Destaque-se, outrossim, que a revolta dos marinheiros evidenciava existir uma polarização dentro das Forças Armadas, com grupos que eram favoráveis ao governo de JOÃO GOULART.

Tinham os militares no Poder desde 1964, pois, plena consciência dos riscos que poderiam advir caso deixassem os militares (sobretudo os de baixa patente) participar de atos políticos. Assim, a lei 6.680 foi editada por um governo militar com o evidente objetivo de proibir que os militares pudessem se expressar politicamente, tal como sucedera no governo civil JOÃO GOULART. Melhor prevenir, pensaram os militares, com uma cautela que lhes é natural.

Andando o tempo, veio a Constituição de 1988, a nossa “Constituição-Cidadã”, como muitos ainda hoje a denominam, prevendo e assegurando liberdades fundamentais a todos – inclusive aos militares.

Os juristas sabem (mas os jornalistas não) que, em face de uma lei anterior à Constituição de 1988 é indispensável perscrutar se essa lei ou um seu dispositivo ajusta-se ao texto constitucional que lhe é posterior.
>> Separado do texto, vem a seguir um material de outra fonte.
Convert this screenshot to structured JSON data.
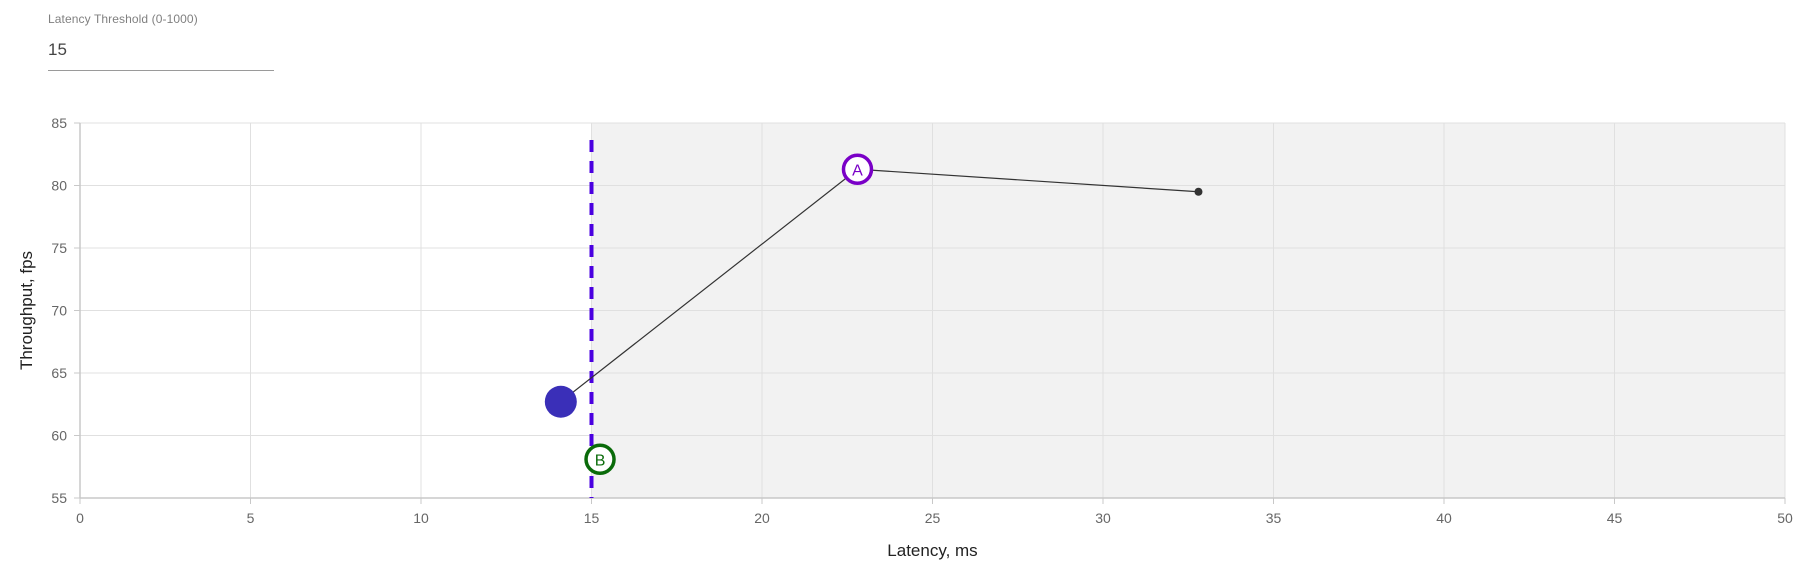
{
  "threshold_control": {
    "label": "Latency Threshold (0-1000)",
    "value": "15"
  },
  "chart_data": {
    "type": "line",
    "xlabel": "Latency, ms",
    "ylabel": "Throughput, fps",
    "xlim": [
      0,
      50
    ],
    "ylim": [
      55,
      85
    ],
    "x_ticks": [
      0,
      5,
      10,
      15,
      20,
      25,
      30,
      35,
      40,
      45,
      50
    ],
    "y_ticks": [
      55,
      60,
      65,
      70,
      75,
      80,
      85
    ],
    "grid": true,
    "threshold": {
      "x": 15,
      "shaded_region": "right",
      "color": "#4a00e0"
    },
    "series": [
      {
        "color": "#333333",
        "points": [
          {
            "x": 14.1,
            "y": 62.7
          },
          {
            "x": 22.8,
            "y": 81.3
          },
          {
            "x": 32.8,
            "y": 79.5
          }
        ]
      }
    ],
    "markers": [
      {
        "label": "",
        "x": 14.1,
        "y": 62.7,
        "style": "filled",
        "color": "#3a2fb8"
      },
      {
        "label": "A",
        "x": 22.8,
        "y": 81.3,
        "style": "ring",
        "color": "#7a00c7"
      },
      {
        "label": "B",
        "x": 15.25,
        "y": 58.1,
        "style": "ring",
        "color": "#0a6b0a"
      }
    ]
  }
}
Chama-se isso, na técnica do Direito, de “fenômeno da recepção”, o que quer dizer que algumas leis anteriores à Constituição foram por ela “recepcionadas”, e outras não. Aquelas que foram recepcionadas, vigem, são válidas e eficazes. A não recepcionadas, não possuem esses predicados.

Destarte, antes de analisar se a decisão das Forças Armadas está correta ou não, quando absolve um militar em atividade por ter exercido seu direito à liberdade de expressão política, é necessário analisar se o “Estatuto dos Militares” é uma lei que foi ou não foi recepcionada pela Constituição de 1988, especialmente em face das liberdades fundamentais que o texto constitucional por seu artigo 5o. a todos assegura – inclusive aos militares.
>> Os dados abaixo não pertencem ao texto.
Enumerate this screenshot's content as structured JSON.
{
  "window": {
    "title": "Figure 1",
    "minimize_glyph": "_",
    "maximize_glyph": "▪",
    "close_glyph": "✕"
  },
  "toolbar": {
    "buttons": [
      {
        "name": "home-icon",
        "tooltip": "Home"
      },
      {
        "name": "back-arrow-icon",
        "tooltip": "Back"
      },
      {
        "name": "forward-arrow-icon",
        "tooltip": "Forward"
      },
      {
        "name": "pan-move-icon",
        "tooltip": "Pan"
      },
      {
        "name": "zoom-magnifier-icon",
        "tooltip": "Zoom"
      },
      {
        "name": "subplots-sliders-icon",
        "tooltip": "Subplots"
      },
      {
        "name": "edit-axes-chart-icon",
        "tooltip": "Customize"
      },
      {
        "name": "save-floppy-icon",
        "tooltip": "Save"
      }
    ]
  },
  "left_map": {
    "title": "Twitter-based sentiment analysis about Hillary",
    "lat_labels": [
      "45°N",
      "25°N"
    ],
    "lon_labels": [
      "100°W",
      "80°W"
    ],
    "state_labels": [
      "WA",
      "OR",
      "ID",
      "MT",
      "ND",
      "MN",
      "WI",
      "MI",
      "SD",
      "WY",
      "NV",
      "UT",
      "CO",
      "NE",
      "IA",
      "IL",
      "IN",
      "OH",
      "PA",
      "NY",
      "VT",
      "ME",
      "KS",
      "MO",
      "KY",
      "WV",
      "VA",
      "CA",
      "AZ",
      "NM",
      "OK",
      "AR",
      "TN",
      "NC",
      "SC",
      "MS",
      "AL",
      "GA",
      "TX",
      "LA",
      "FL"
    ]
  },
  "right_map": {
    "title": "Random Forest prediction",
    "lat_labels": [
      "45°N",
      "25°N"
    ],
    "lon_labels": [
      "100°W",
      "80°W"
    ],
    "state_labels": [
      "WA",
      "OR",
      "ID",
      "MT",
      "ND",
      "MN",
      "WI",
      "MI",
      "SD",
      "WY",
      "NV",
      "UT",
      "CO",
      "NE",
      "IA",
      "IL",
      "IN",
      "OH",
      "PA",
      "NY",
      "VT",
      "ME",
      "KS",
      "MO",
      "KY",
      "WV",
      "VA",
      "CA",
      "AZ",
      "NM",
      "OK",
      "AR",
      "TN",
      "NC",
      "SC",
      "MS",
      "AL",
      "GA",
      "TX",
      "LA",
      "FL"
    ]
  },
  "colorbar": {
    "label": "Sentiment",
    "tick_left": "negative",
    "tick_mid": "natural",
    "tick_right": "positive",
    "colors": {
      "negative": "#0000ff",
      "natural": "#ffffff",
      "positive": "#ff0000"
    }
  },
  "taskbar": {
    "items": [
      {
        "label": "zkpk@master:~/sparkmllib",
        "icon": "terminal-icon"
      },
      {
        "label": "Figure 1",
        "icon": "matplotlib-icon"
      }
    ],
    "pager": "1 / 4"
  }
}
Sem realizar aqui um juízo de valor quanto a essa questão (da recepção ou da não daquela lei, ou de partes dela), o que chama a atenção é que agora estaria a ocorrer um fenômeno inverso àquele que, historicamente, deu origem à lei 6.880. Com efeito, em 1980, os militares no poder tinham medo de que os militares falassem e expressassem a sua liberdade, sobretudo a de natureza política. Agora, se considerarmos que o governo Bolsonaro é um tipo de governo militar (tanto são os militares que compõem seu governo), teríamos o contrário do que ocorrera em 1964, pois que é agora a oposição (ou seja, os civis) que não quer que os militares tenham liberdade de expressão política. A História, como é costume dizer, repete-se, mas muitas vezes ao contrário.